Se la questione centrale in questa prima fase del processo è quella dell’intendere e condividere il senso del ruolo e dell’attività dell’animatore e dell’individuazione della persona che meglio può contribuire in questa posizione, i ragionamenti sulla formazione hanno contribuito a qualche cortocircuito. La formazione specifica per gli #AD è già prevista nel DM 435/2015, che anticipa il piano stesso. Ma nessuno ha ancora pubblicato dati certi, a tutt’oggi, sulle sue modalità di organizzazione e realizzazione, al di là della certezza dell’assegnazione a reti territoriali di scuole con snodi presenti in ciascuna provincia. E intorno al tema è invece un rincorrersi di proposte e controproposte di terze parti che stanno tra il commerciale tout-court e le logiche di affiliazione, affermazione, legittimazione da parte di enti ed associazioni.

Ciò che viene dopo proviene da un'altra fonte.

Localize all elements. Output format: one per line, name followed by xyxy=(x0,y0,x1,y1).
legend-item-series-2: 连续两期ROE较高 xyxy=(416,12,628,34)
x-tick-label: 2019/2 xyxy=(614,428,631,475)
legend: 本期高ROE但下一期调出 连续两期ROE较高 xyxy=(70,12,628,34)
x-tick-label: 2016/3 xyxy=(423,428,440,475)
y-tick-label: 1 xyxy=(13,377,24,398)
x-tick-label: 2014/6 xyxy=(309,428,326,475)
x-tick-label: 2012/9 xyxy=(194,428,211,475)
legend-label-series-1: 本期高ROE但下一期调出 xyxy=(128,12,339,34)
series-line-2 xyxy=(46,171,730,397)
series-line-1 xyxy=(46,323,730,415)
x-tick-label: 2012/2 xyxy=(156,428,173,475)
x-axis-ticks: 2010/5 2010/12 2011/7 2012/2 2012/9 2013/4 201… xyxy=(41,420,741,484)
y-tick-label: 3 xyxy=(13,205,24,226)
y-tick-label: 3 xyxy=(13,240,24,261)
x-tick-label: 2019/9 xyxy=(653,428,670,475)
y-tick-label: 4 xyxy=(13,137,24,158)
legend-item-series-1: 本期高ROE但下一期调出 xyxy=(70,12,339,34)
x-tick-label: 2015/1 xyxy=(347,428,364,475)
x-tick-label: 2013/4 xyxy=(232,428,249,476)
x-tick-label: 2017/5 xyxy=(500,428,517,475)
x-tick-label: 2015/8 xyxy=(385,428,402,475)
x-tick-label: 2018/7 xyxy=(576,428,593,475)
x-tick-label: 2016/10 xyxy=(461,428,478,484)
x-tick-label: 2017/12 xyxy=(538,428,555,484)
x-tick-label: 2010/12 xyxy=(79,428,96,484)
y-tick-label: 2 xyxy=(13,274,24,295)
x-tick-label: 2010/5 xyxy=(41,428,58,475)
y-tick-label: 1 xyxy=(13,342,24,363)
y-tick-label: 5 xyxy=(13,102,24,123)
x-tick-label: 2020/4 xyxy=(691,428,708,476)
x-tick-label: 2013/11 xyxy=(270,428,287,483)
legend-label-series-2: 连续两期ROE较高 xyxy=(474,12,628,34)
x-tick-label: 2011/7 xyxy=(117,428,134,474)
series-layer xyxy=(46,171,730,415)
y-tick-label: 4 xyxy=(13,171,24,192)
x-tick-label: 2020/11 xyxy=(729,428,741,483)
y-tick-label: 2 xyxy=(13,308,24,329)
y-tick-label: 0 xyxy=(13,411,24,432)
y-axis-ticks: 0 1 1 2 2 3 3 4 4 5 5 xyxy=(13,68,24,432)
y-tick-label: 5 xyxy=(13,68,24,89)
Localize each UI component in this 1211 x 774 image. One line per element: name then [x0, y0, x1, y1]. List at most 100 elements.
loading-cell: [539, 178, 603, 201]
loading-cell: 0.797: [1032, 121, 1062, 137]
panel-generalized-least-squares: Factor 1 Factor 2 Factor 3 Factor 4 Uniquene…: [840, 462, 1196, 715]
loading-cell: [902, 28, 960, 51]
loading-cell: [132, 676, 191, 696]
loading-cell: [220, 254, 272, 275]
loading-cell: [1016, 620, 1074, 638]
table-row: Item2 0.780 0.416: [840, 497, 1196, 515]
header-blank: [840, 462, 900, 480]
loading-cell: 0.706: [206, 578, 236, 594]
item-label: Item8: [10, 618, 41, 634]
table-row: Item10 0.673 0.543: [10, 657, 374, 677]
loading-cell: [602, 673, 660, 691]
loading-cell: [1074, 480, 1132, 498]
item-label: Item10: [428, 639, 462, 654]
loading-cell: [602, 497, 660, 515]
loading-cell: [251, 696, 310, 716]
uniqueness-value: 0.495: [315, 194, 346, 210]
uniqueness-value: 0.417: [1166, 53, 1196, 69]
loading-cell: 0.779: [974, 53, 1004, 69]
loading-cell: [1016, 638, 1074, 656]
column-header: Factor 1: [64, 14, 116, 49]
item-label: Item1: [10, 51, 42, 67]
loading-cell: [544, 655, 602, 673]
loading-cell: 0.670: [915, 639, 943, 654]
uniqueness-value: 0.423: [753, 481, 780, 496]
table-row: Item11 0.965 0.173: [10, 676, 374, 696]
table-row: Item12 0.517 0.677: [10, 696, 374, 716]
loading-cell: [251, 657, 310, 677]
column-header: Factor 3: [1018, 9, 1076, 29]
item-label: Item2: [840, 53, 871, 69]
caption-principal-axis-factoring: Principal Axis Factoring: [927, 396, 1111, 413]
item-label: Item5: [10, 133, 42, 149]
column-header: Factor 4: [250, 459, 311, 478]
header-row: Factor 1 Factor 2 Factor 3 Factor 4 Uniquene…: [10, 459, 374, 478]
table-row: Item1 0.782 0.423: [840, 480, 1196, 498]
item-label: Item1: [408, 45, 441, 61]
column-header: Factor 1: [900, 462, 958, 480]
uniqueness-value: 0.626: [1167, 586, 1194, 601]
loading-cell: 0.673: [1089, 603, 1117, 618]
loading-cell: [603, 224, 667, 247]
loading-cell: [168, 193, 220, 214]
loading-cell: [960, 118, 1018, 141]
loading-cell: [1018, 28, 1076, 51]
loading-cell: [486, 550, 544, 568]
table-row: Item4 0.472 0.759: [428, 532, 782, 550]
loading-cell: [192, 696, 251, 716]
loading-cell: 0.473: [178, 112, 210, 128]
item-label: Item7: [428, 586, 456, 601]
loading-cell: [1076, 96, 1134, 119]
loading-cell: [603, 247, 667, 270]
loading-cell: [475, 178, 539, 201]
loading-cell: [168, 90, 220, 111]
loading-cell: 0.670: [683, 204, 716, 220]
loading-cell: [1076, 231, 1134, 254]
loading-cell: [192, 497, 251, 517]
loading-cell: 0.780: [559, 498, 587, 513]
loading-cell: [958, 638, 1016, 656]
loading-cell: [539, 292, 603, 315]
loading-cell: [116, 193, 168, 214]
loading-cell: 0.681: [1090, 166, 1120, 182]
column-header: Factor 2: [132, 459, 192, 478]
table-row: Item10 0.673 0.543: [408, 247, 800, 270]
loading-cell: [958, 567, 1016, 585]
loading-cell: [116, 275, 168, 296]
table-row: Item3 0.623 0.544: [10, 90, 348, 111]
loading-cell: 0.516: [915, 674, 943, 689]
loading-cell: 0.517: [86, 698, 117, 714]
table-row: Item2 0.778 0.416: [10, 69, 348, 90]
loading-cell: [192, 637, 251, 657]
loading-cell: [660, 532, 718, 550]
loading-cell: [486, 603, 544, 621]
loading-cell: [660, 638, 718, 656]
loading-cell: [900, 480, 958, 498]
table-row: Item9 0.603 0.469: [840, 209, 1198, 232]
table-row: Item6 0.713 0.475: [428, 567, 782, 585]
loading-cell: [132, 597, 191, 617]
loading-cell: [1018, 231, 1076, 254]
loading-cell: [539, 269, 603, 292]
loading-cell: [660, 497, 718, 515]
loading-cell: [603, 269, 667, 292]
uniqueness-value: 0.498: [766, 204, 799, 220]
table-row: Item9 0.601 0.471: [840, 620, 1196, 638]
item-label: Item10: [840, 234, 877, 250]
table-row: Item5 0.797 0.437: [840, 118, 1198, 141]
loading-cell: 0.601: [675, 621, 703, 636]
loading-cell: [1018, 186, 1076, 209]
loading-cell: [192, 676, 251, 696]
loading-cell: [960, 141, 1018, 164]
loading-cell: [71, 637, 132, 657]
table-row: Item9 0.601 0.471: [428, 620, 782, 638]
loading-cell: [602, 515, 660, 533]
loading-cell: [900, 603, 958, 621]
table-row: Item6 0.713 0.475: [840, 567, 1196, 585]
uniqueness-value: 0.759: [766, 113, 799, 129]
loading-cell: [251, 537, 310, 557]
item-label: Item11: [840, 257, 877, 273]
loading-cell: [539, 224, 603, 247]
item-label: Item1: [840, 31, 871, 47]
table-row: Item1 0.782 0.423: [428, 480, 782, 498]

Essere individuati #AD promette sulla carta l’accesso ad una formazione specifica, dedicata, formalizzata. Farà curricolo, darà un titolo. Di qui spinte a muoversi per candidarsi e ricoprire l’incarico anche per accedere ad un percorso formativo qualificato e qualificante.

Al tempo stesso sono ben percepibili i timori di un percorso formativo percepito come d’obbligo e che si presume lungo e pesante. Che si aggiunge alle altre incombenze di servizio dell’#AD, perché nei fatti quasi mai l’#AD ricopre solo quella funzione a scuola, nonostante la sua complessità.

La prima tranche della formazione, finanziata dai fondi D.M. 435/2015, di importo già fissato e reso noto con il DDG 50/2015, non lascia spazio ad altri che all’#AD individuato; ma si tratta di un primo impegno di un percorso triennale, vale per questo scorcio di anno scolastico. Ci sono segnali dal MIUR di successivi passaggi -non così remoti- dove la formazione “dell’animatore” verrà presto allargata a Dirigente Scolastico, DSGA, ad altri docenti dell’istituto oltre l’#AD individuato. In sostanza traspare di nuovo l’idea di una funzione #AD allargata a più persone, a quello staff al momento solo indirettamente indotto dal PNSD ma che è nei fatti l’unica risposta plausibile alle sfide di un presente digitale che, per la scuola, il piano prova per la prima volta ad inquadrare in modo organico e complessivo.